Natural disasters are of course awful. But from a GDP perspective, their negative impact tends to be fleeting, with the more medium-term effect of clear up and rebuilding / replacement rather positive. So in fact, the growth outlook for 4Q18 and the following few quarters is actually better than it was.
No, if we are to find an answer, we need to look elsewhere.
10Y JGB yields and USDJPY
Look over here
If we want to understand why Governor Kuroda is not worried to see 10Y Japanese Government bond yields down to a fraction above zero after rising as high as 0.16% in October, we would do better to look elsewhere - namely the US and, as importantly, the Eurozone.
Whilst the Fed was tightening happily and the ECB was steadily moving towards normalization of its own monetary policy - most importantly the removal of its negative deposit rates, the BoJ could gradually allow policy to drift in a slightly less accommodating direction.

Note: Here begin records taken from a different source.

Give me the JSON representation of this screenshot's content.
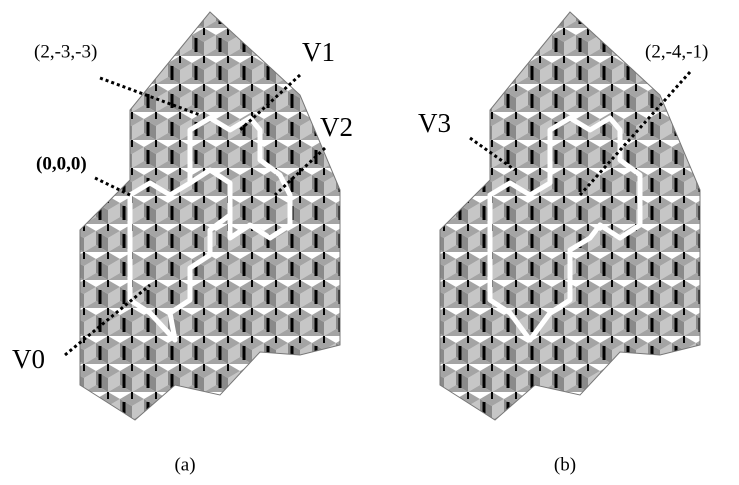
{
  "panels": [
    {
      "caption": "(a)",
      "labels": [
        "(2,-3,-3)",
        "V1",
        "V2",
        "(0,0,0)",
        "V0"
      ]
    },
    {
      "caption": "(b)",
      "labels": [
        "V3",
        "(2,-4,-1)"
      ]
    }
  ]
}
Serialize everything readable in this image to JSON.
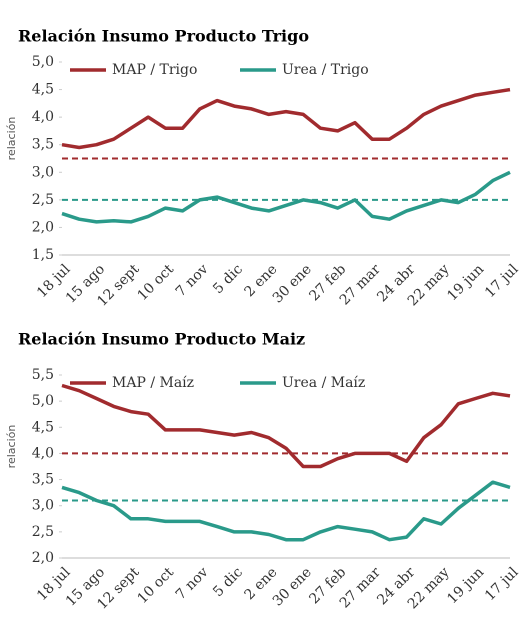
{
  "chart_data": [
    {
      "type": "line",
      "title": "Relación Insumo Producto Trigo",
      "y_label": "relación",
      "categories": [
        "18 jul",
        null,
        "15 ago",
        null,
        "12 sept",
        null,
        "10 oct",
        null,
        "7 nov",
        null,
        "5 dic",
        null,
        "2 ene",
        null,
        "30 ene",
        null,
        "27 feb",
        null,
        "27 mar",
        null,
        "24 abr",
        null,
        "22 may",
        null,
        "19 jun",
        null,
        "17 jul"
      ],
      "series": [
        {
          "name": "MAP / Trigo",
          "color": "#a12b2e",
          "values": [
            3.5,
            3.45,
            3.5,
            3.6,
            3.8,
            4.0,
            3.8,
            3.8,
            4.15,
            4.3,
            4.2,
            4.15,
            4.05,
            4.1,
            4.05,
            3.8,
            3.75,
            3.9,
            3.6,
            3.6,
            3.8,
            4.05,
            4.2,
            4.3,
            4.4,
            4.45,
            4.5
          ]
        },
        {
          "name": "Urea / Trigo",
          "color": "#2a9a8a",
          "values": [
            2.25,
            2.15,
            2.1,
            2.12,
            2.1,
            2.2,
            2.35,
            2.3,
            2.5,
            2.55,
            2.45,
            2.35,
            2.3,
            2.4,
            2.5,
            2.45,
            2.35,
            2.5,
            2.2,
            2.15,
            2.3,
            2.4,
            2.5,
            2.45,
            2.6,
            2.85,
            3.0
          ]
        }
      ],
      "reference_lines": [
        {
          "value": 3.25,
          "color": "#a12b2e"
        },
        {
          "value": 2.5,
          "color": "#2a9a8a"
        }
      ],
      "ylim": [
        1.5,
        5.0
      ],
      "yticks": [
        {
          "value": 1.5,
          "label": "1,5"
        },
        {
          "value": 2.0,
          "label": "2,0"
        },
        {
          "value": 2.5,
          "label": "2,5"
        },
        {
          "value": 3.0,
          "label": "3,0"
        },
        {
          "value": 3.5,
          "label": "3,5"
        },
        {
          "value": 4.0,
          "label": "4,0"
        },
        {
          "value": 4.5,
          "label": "4,5"
        },
        {
          "value": 5.0,
          "label": "5,0"
        }
      ],
      "legend": "top"
    },
    {
      "type": "line",
      "title": "Relación Insumo Producto Maiz",
      "y_label": "relación",
      "categories": [
        "18 jul",
        null,
        "15 ago",
        null,
        "12 sept",
        null,
        "10 oct",
        null,
        "7 nov",
        null,
        "5 dic",
        null,
        "2 ene",
        null,
        "30 ene",
        null,
        "27 feb",
        null,
        "27 mar",
        null,
        "24 abr",
        null,
        "22 may",
        null,
        "19 jun",
        null,
        "17 jul"
      ],
      "series": [
        {
          "name": "MAP / Maíz",
          "color": "#a12b2e",
          "values": [
            5.3,
            5.2,
            5.05,
            4.9,
            4.8,
            4.75,
            4.45,
            4.45,
            4.45,
            4.4,
            4.35,
            4.4,
            4.3,
            4.1,
            3.75,
            3.75,
            3.9,
            4.0,
            4.0,
            4.0,
            3.85,
            4.3,
            4.55,
            4.95,
            5.05,
            5.15,
            5.1
          ]
        },
        {
          "name": "Urea / Maíz",
          "color": "#2a9a8a",
          "values": [
            3.35,
            3.25,
            3.1,
            3.0,
            2.75,
            2.75,
            2.7,
            2.7,
            2.7,
            2.6,
            2.5,
            2.5,
            2.45,
            2.35,
            2.35,
            2.5,
            2.6,
            2.55,
            2.5,
            2.35,
            2.4,
            2.75,
            2.65,
            2.95,
            3.2,
            3.45,
            3.35
          ]
        }
      ],
      "reference_lines": [
        {
          "value": 4.0,
          "color": "#a12b2e"
        },
        {
          "value": 3.1,
          "color": "#2a9a8a"
        }
      ],
      "ylim": [
        2.0,
        5.5
      ],
      "yticks": [
        {
          "value": 2.0,
          "label": "2,0"
        },
        {
          "value": 2.5,
          "label": "2,5"
        },
        {
          "value": 3.0,
          "label": "3,0"
        },
        {
          "value": 3.5,
          "label": "3,5"
        },
        {
          "value": 4.0,
          "label": "4,0"
        },
        {
          "value": 4.5,
          "label": "4,5"
        },
        {
          "value": 5.0,
          "label": "5,0"
        },
        {
          "value": 5.5,
          "label": "5,5"
        }
      ],
      "legend": "top"
    }
  ]
}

But with the Fed getting dovish overnight, global equity markets getting hammered, Eurozone growth looking very spotty, and the prospects for further movement from the ECB dimming, the cover for the BoJ's stealth taper has been blown up. The yen is appreciating against the USD and Kuroda is now trying to talk down normalization expectations to limit the currency fallout. We suspect he might have his work cut out, especially if the USD embarks on a generalized weakening next year - which we think it will.